How to choose the best timeframe for successful trading

Content

Looking at the panel with the functionality of the terminal, a trader with little experience becomes somewhat confused by the number of timeframes – M1, M5, M15, M30, H1, H4, D1, W1 and MN. Even greater confusion appears when moving from one period to another. The charts look completely different, although they seem to refer to the same trading instrument. Let’s try together to deal with this very serious issue for every trader.

Choosing a timeframe for successful trading

Any experienced trader will say with confidence that the choice of timeframe is extremely important for successful trading in the financial markets. After reading this article, you will not only see this, but also learn how to choose the most optimal timeframe for yourself.

It is important to understand that even the right choice of timeframe is not a panacea that should immediately bring a lot of profit or completely protect the trader from risks. This is just one of the components of stable and profitable trading – nothing more.
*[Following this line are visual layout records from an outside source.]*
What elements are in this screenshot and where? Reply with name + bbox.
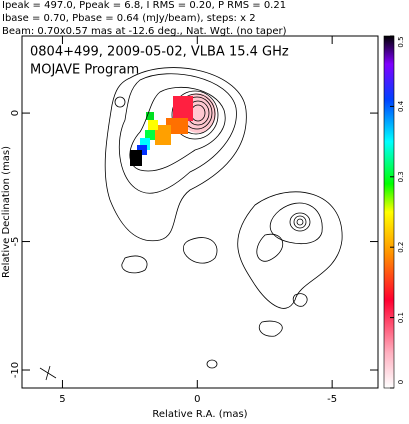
chart-title: 0804+499, 2009-05-02, VLBA 15.4 GHz	[30, 45, 289, 60]
y-tick-label: -5	[10, 237, 21, 247]
x-tick-label: -5	[327, 394, 337, 405]
x-axis-label: Relative R.A. (mas)	[152, 409, 247, 420]
plot-frame	[21, 35, 379, 389]
colorbar-tick-label: 0.3	[397, 171, 405, 182]
colorbar-tick-label: 0	[397, 380, 405, 384]
y-tick-label: -10	[10, 362, 21, 378]
colorbar-tick-label: 0.5	[397, 36, 405, 47]
colorbar-tick-label: 0.2	[397, 242, 405, 253]
colorbar-tick-label: 0.1	[397, 312, 405, 323]
chart-subtitle: MOJAVE Program	[30, 63, 139, 78]
header-line: Ibase = 0.70, Pbase = 0.64 (mJy/beam), s…	[2, 13, 256, 24]
contours	[39, 67, 343, 381]
x-tick-label: 0	[194, 394, 200, 405]
y-tick-label: 0	[10, 110, 21, 116]
colorbar	[383, 35, 395, 389]
y-axis-label: Relative Declination (mas)	[1, 146, 12, 278]
x-tick-label: 5	[59, 394, 65, 405]
header-line: Ipeak = 497.0, Ppeak = 6.8, I RMS = 0.20…	[2, 0, 286, 11]
colorbar-tick-label: 0.4	[397, 100, 405, 112]
header-line: Beam: 0.70x0.57 mas at -12.6 deg., Nat. …	[2, 26, 287, 37]
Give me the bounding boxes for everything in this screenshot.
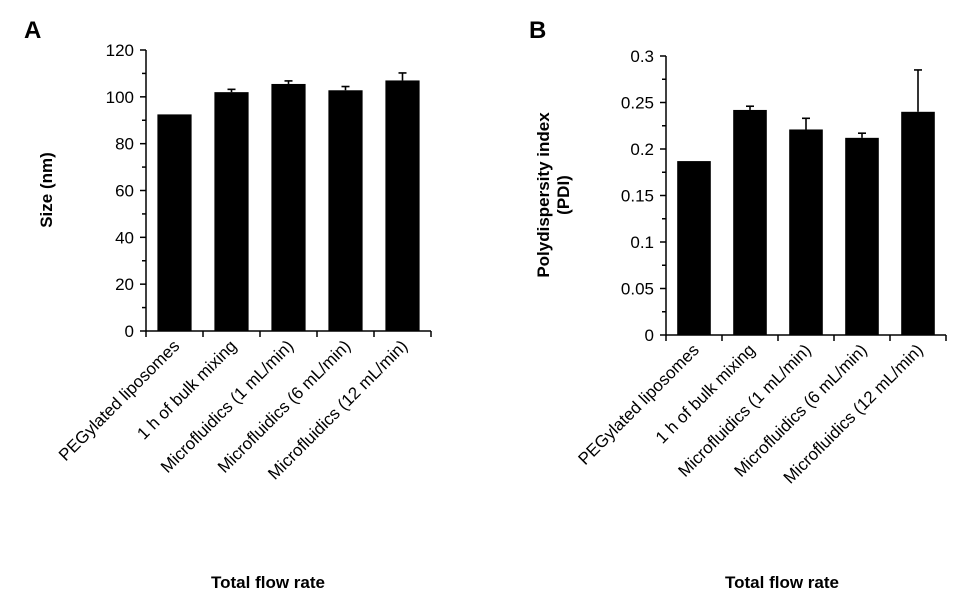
panel-b-letter: B <box>529 17 546 44</box>
panel-a-y-tick-label: 60 <box>115 182 134 201</box>
panel-b-y-axis-title-line-1: Polydispersity index <box>534 112 553 278</box>
panel-b-y-tick-label: 0.25 <box>621 94 654 113</box>
panel-b-y-tick-label: 0.15 <box>621 187 654 206</box>
panel-a-y-axis-title: Size (nm) <box>37 152 56 228</box>
panel-a-bar <box>271 83 306 332</box>
panel-b-bar <box>789 129 823 335</box>
panel-a-x-axis-title: Total flow rate <box>211 573 325 591</box>
panel-a-bar <box>385 80 420 331</box>
panel-a-y-tick-label: 80 <box>115 135 134 154</box>
panel-b-y-tick-label: 0.2 <box>630 140 654 159</box>
panel-a-letter: A <box>24 17 41 44</box>
panel-b-bar <box>901 111 935 335</box>
panel-b-bar <box>845 137 879 335</box>
panel-a-bar <box>214 92 249 332</box>
panel-b-y-tick-label: 0.05 <box>621 280 654 299</box>
panel-b-y-tick-label: 0.1 <box>630 233 654 252</box>
panel-b-bar <box>733 109 767 335</box>
panel-b-y-axis-title-line-2: (PDI) <box>554 175 573 215</box>
panel-b-bar <box>677 161 711 335</box>
panel-b-y-tick-label: 0 <box>645 326 654 345</box>
panel-a-bar <box>157 114 192 331</box>
panel-b-y-tick-label: 0.3 <box>630 47 654 66</box>
panel-b-x-axis-title: Total flow rate <box>725 573 839 591</box>
panel-a-category-label: 1 h of bulk mixing <box>133 336 240 443</box>
panel-a-y-tick-label: 20 <box>115 275 134 294</box>
panel-a-y-tick-label: 120 <box>106 41 134 60</box>
panel-a-y-tick-label: 0 <box>125 322 134 341</box>
panel-a-y-tick-label: 40 <box>115 228 134 247</box>
panel-a: A Size (nm) Total flow rate 0 20 40 60 80 100… <box>24 17 432 591</box>
panel-a-y-tick-label: 100 <box>106 88 134 107</box>
panel-b: B Polydispersity index (PDI) Total flow … <box>529 17 947 591</box>
panel-b-category-label: 1 h of bulk mixing <box>652 340 759 447</box>
panel-a-bar <box>328 90 363 331</box>
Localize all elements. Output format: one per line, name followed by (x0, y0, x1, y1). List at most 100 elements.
Meanwhile, a mistake in choosing a timeframe can lead to fatal consequences. So, let’s start to understand, but first a little theory.

What are the timeframes?

First of all, let’s define the term timeframe itself. If translated from English, the word “timeframe” is a period of time. Considering the timeframe in trading, we understand the period during which the quotes of a trading instrument are grouped, all elements of the price chart are lined up (bars, Japanese candlesticks, etc.). For example, if you select the H1 timeframe in the MT4 terminal, then each bar or Japanese candle (depending on the choice of display) will correspond to the price movement within 1 hour. In trading, timeframes can be divided into two groups: short or short-term, as well as long, they are also long-term.

  • Short term timeframes:

– M1, M15, M15, M30 – minute; – H1, H4 – sentries.

  • Long term timeframes:

– D1 – day; – W1 – weekly; – MN – monthly.

Having mastered the theory, you will most likely ask the following question – what is the best timeframe to trade on? What timeframe to choose – weekly or minute? Let us consider in detail both short and long trading periods.

Where will short timeframes fit?

In general, the choice of timeframe directly depends on the trading strategy that the trader uses. The main advantage of short timeframes is the high sensitivity of quotes to ongoing events. It is for this reason that they are used to find the most effective entry and exit points in the market. In this case, short timeframes can be used in conjunction with long-term ones. Again, it all depends on the trading strategy.

Short timeframes are good for pipsers and day traders. The former almost always use the period M1, sometimes M5. The second ones use M15, M30, sometimes hourly periods. We will not dwell on pipsing in detail, this is a very risky trading style. In addition, it requires constant monitoring of the market. An experienced pipser can sit at the computer for hours trying to catch the most interesting entry points on different instruments in order to earn his 2-3 pips of profit per trade.

Traders with little trading experience, when choosing a timeframe, need to adhere to the principle of “highest to lowest”. That is why, in our opinion, day trading is the most interesting. With it, the trader determines the general market trend for the older timeframe (H4 or D1), and selects the entry and exit points for the transaction for the younger period (M15 or M30). The transaction is concluded with the expectation that it will close during the trading day and bring profit. Opening deals, as well as fixing profits, can be done manually, as well as using pending orders and TP / SL orders.

In what case is it worth trading on long timeframes?

Long-term timeframes are used by traders who use medium-term and long-term trading strategies. Transactions are opened for a period of several weeks to several months and even years. Basically, the forecast is built using fundamental analysis, and then refined on long timeframes. There is no need to search for the most accurate position to enter the market with such strategies. Trades are opened on charts with a period of D1 and above.

The use of long-term strategies and long timeframes is recommended for those investors who do not have a lot of free time. After all, trading on short timeframes requires constant market analysis, which takes a lot of time. In addition, long-term traders work with large deposits, which allows them to minimize risks while earning tangible profits.

Scalping - playing on very short timeframes

Scalping is one of the “jewelry” trading strategies. Despite the fact that it is practiced mainly by very experienced traders, I would like to mention it in the article. Its principle is that a trader predicts the future trend of the market using higher timeframes, and uses younger ones for a very accurate entry into the market.

The task is to take profit at the very top of the candle (“cut the scalp”), closing the deal just before the price reversal. Agree, jewelry accuracy. Important! Do not confuse scalping with pipsing, they are completely different strategies. When scalping, a trader can take 10, 20 or more points from the market. At the same time, trading can be conducted on higher timeframes than M1 or M5.

Returning to our main question, which timeframe to choose for successful trading, we can summarize the following. First of all, you need to decide what trading strategy you plan to use, how much time you are willing to devote to trading, what kind of deposit you have and what risks you are willing to bear. Having decided on these points, you yourself will be able to answer it, because. the answer will be obvious.